You broke the U.S. down into 12 community types, including categories with names like Evangelical Epicenters, Minority Central and Tractor Country. How did you come up with those 12?
We took all the demographic data we could find — everything from age to race to income to religious background to educational background, and some rudimentary consumer-data things like household income, cost of a home, cost of a car. We even have some data on alcohol purchases in there. And that was what we used to crunch them all down to the 12 communities we ended up with.

What struck you the most from your road trip to these different communities?
When you get off the beaten path, you really get a feel for how complicated the U.S. is, how difficult it is to govern and how hard it is to understand. What holds it together other than Sunday-night football? When you talk to the mayors, the church leaders, the schoolteachers in 12 different places with 12 different economies, it really gives you an appreciation for just how difficult it is to really get anything done.

Out of this patchwork, do you see a national identity?
A big part of the national identity is the belief that you control your own destiny here. I actually think that's taken a real hit in the last year and a half. Part of being an American is you come here, work hard and make your way. People really like that idea, but I think when you look at the world around us, the thing people see is that things are kind of out of sorts in America and nobody is really sure how to fix it. People may be supporting Republicans for Congress, but the party hasn't offered a plan of what they are going to do, and the Democrats aren't sure either. We need a big plan for economic restructuring and nobody seems to know what that is yet. I think that the idea that we don't know what the plan is is disheartening and it makes people think that there are forces playing with their lives that are out of their control.

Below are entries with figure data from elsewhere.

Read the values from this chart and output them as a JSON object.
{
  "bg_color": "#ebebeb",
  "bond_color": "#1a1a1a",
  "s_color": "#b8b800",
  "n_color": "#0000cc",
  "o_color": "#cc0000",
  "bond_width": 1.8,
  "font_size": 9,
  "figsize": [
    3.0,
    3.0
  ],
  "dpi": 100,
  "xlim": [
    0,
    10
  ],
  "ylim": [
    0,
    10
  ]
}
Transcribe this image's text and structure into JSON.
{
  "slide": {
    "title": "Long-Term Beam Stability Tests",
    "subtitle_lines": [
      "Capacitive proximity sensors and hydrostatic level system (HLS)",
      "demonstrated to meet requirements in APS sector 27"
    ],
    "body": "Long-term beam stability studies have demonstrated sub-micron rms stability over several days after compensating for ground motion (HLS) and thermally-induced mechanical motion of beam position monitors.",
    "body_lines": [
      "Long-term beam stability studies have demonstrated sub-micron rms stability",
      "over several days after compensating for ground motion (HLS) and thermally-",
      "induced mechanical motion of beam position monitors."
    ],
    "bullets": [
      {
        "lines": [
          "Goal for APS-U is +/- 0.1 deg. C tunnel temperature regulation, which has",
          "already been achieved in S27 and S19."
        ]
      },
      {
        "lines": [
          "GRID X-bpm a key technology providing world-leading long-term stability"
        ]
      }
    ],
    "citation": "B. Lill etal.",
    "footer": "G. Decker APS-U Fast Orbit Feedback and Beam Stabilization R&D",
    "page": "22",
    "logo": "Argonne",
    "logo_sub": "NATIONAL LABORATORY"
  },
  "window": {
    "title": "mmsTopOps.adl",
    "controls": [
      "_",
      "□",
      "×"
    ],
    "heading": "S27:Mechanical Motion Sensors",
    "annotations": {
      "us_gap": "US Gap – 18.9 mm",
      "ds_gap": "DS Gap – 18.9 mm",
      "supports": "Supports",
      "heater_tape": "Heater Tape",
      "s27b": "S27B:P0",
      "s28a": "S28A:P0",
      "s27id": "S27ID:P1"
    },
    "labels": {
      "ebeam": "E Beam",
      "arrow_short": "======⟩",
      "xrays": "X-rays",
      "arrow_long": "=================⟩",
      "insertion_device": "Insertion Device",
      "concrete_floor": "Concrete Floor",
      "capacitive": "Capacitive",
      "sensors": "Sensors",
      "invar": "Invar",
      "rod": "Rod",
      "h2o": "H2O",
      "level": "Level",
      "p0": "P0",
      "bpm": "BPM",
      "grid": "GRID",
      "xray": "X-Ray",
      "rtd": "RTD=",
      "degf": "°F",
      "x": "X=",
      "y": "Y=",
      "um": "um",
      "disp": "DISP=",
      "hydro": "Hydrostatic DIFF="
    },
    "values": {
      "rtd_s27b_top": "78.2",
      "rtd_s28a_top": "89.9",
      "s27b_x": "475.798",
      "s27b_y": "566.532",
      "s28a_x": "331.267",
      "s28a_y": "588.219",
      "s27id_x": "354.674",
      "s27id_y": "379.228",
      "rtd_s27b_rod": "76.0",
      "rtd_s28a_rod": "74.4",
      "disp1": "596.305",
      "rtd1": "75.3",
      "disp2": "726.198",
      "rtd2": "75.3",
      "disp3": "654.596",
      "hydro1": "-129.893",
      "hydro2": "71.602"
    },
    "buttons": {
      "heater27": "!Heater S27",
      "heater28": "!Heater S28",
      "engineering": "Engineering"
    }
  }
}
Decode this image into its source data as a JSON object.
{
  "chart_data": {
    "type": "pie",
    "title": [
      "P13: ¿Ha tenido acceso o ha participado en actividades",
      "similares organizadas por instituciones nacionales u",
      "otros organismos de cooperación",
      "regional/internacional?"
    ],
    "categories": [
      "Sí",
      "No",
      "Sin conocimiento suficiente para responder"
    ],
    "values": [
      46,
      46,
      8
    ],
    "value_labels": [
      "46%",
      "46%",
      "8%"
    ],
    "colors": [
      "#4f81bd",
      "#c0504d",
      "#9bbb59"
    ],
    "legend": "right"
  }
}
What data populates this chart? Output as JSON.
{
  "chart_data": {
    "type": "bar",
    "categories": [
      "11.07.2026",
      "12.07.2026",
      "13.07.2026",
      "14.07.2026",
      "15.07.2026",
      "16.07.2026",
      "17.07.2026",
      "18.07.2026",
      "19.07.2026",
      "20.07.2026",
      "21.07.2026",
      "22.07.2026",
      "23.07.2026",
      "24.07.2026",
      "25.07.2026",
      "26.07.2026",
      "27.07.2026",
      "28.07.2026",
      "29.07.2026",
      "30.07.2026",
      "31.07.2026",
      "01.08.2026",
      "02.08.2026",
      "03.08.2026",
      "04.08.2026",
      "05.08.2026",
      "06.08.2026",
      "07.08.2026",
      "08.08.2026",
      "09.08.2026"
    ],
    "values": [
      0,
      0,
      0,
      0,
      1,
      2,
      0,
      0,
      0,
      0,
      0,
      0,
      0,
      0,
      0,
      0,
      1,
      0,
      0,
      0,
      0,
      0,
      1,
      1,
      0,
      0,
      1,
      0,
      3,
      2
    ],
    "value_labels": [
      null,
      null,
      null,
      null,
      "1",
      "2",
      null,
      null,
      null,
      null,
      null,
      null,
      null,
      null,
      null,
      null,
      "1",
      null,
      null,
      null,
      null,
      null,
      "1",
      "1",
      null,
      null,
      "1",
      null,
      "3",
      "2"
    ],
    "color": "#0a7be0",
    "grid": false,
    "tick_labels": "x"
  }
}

What does that mean for our future as a nation?
People do still believe in America, and I think that's a wonderful thing. In terms of governing and getting things done, it means we're in for a bumpy decade. The economy has fundamentally changed and I don't know if everyone understands that yet. It's not about what happened under Bush or what happened under Clinton — it's 30 years of problems that we have to fix. That calls for a major overhaul, and a major overhaul in this country is really hard because there are so many different interests and so many different things that people in these different communities want. I don't think it's going to just fall apart, but I think it's going to take things getting really bad before people will put aside some of the differences they have and say, "O.K., I may not agree with you, but we all have to come to the table and try to figure some stuff out here."

You conclude on a positive note, though, that we are still a nation of optimists. How did you come to that conclusion?
Even in these tough times, you'll hear people say, "Things are really bad, but we think it's going to turn around." There's this idea that if you work hard, you're going to get ahead in America. And the fact is, no fewer than 60% of people in all these different community types, despite all the differences they have between them, say that's true. I think that is something you can try to build a country around. But I do wonder — and I'm not saying this to be the eternal pessimist — what those numbers are going to look like in five years because, as I said, we're in for a really difficult 10 years.